The first blog of 2020 being a monthly link up with A Chronic Voice just feels very right. There’s so much about this country / the world needing more connection, so this is my small way of achieving that.
I’ve done my fair share of this in 2019, and I don’t think anyone would disagree! Friendships, ‘stuff’, work, exercise, have all been through a thorough purge. Living on a narrowboat does mean I’m much less likely to replace much of any of this. All definitions of this word use a variation of the word ‘unwanted’. I can’t say all these have been unwanted in my mind but my health as deemed them unwanted and I am learning to listen to this part of me more and more.
I didn’t open many presents this Christmas just gone, as I had requested to not exchange any (as I decided in July and reiterated here just before Christmas). Luckily with the above purge, there were fewer people to talk to about this! A few naughty people did ignore this and now I’m not so sure how to respond but I just have to accept that is what they wanted to do. In reflection I am satisfied and even slightly thrilled about my openness with others about not wanting to open presents as it adds to my desire for a simple life. Although not opening creates a negative idea but in fact it was all very positive and a tradition I hope to continue with.

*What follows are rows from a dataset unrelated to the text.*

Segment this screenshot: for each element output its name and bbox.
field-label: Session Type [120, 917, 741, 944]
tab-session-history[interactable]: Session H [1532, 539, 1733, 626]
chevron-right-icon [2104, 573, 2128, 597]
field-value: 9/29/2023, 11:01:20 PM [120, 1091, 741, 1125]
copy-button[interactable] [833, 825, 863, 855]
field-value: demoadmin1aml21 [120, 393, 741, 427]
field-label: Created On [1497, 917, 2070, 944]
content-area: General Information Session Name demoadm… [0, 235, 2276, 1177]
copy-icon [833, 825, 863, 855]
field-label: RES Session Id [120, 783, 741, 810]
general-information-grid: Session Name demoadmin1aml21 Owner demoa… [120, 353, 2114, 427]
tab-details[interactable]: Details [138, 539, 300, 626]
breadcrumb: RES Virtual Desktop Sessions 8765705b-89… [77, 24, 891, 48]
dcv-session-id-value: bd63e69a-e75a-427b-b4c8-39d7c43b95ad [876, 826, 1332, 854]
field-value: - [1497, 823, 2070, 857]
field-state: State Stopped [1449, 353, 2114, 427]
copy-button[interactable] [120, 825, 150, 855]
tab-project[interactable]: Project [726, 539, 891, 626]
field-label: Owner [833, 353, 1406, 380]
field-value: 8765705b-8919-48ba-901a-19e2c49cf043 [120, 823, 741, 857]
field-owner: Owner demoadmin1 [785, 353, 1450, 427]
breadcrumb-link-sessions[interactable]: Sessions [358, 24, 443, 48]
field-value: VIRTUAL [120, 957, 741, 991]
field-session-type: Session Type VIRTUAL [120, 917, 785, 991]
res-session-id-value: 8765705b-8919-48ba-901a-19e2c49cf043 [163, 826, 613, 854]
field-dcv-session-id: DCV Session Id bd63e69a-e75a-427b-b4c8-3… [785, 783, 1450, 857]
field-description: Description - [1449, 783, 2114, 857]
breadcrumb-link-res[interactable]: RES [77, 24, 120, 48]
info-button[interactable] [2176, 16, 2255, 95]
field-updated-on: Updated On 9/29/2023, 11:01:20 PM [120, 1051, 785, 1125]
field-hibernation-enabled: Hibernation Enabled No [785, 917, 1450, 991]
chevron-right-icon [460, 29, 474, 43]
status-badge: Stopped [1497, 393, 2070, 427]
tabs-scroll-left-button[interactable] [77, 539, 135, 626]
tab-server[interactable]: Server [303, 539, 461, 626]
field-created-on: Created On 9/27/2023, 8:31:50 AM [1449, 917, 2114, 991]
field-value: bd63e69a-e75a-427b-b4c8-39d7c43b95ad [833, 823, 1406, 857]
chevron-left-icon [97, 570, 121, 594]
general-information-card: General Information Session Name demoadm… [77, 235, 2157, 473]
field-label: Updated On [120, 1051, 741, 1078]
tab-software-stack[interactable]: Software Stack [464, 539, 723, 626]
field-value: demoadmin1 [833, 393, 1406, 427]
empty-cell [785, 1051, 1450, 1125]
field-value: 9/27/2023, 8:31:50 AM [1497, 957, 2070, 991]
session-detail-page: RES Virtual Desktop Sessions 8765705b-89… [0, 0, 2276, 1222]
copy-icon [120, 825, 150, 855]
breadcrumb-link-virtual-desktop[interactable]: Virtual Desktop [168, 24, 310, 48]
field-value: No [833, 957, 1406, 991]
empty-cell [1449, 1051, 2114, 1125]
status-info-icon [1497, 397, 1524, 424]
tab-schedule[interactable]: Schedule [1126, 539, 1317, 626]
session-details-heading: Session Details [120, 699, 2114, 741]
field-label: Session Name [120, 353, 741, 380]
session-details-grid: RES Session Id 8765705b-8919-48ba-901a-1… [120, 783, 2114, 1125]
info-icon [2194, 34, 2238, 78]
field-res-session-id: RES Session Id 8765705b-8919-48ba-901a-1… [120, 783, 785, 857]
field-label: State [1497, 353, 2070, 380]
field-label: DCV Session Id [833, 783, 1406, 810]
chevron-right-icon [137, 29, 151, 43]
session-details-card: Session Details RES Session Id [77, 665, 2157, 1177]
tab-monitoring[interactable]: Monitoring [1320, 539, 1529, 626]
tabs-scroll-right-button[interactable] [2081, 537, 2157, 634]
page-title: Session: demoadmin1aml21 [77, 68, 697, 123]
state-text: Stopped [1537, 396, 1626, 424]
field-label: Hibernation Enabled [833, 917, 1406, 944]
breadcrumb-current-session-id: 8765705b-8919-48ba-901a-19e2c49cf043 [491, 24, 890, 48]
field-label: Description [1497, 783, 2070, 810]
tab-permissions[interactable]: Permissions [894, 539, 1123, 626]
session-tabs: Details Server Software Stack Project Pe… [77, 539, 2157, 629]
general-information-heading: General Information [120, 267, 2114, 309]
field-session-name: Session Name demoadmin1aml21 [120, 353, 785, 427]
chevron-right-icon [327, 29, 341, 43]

Plans are afoot to revamp the bedroom and bathroom areas of the boat later this year and I’m really eager for this to start. The bedroom is my cosy nest where I am often found, snuggled up under blankets with a book or laptop as I am now, writing this text. I also come here when people pop in for a cuppa or a feed and I can’t manage any more social interaction.Sometimes this can mean I feel a little trapped; there is not enough space to have duplicates of some items I would like in both areas. I am not sure if there could be slightly more space, but there will at least be an opportunity to reorganise and re-prioritise. it is also far enough away from the fire to feel the chill, especially when the doors are shut to reduce the noise, and part of the revamp plans are to put in a small fire. I love winter on the boat and to know that the next one will be even cosier, and easier for my health, thanks to this revamp
I really struggled to do this about 18 months ago. I couldn’t see into the future because I was planning each day as it came without any other thoughts. I realise now that this makes for a pretty depressed mindset and it’s taken living on a narrowboat to clamber out of that pit. I now can envision the future, which is obviously also helped by seeing a long future with my partner in crime, captain, woodchopper, su-chef, snuggle-champion partner Tom (OK you can go and make retching noises now!). In all seriousness, I have had above-average pain for over a week now – since Boxing Day – and before this would have stopped me envisioning anything. I’m grateful for all my privileges and experiences which mean I am where I am now, and where I will be in the future.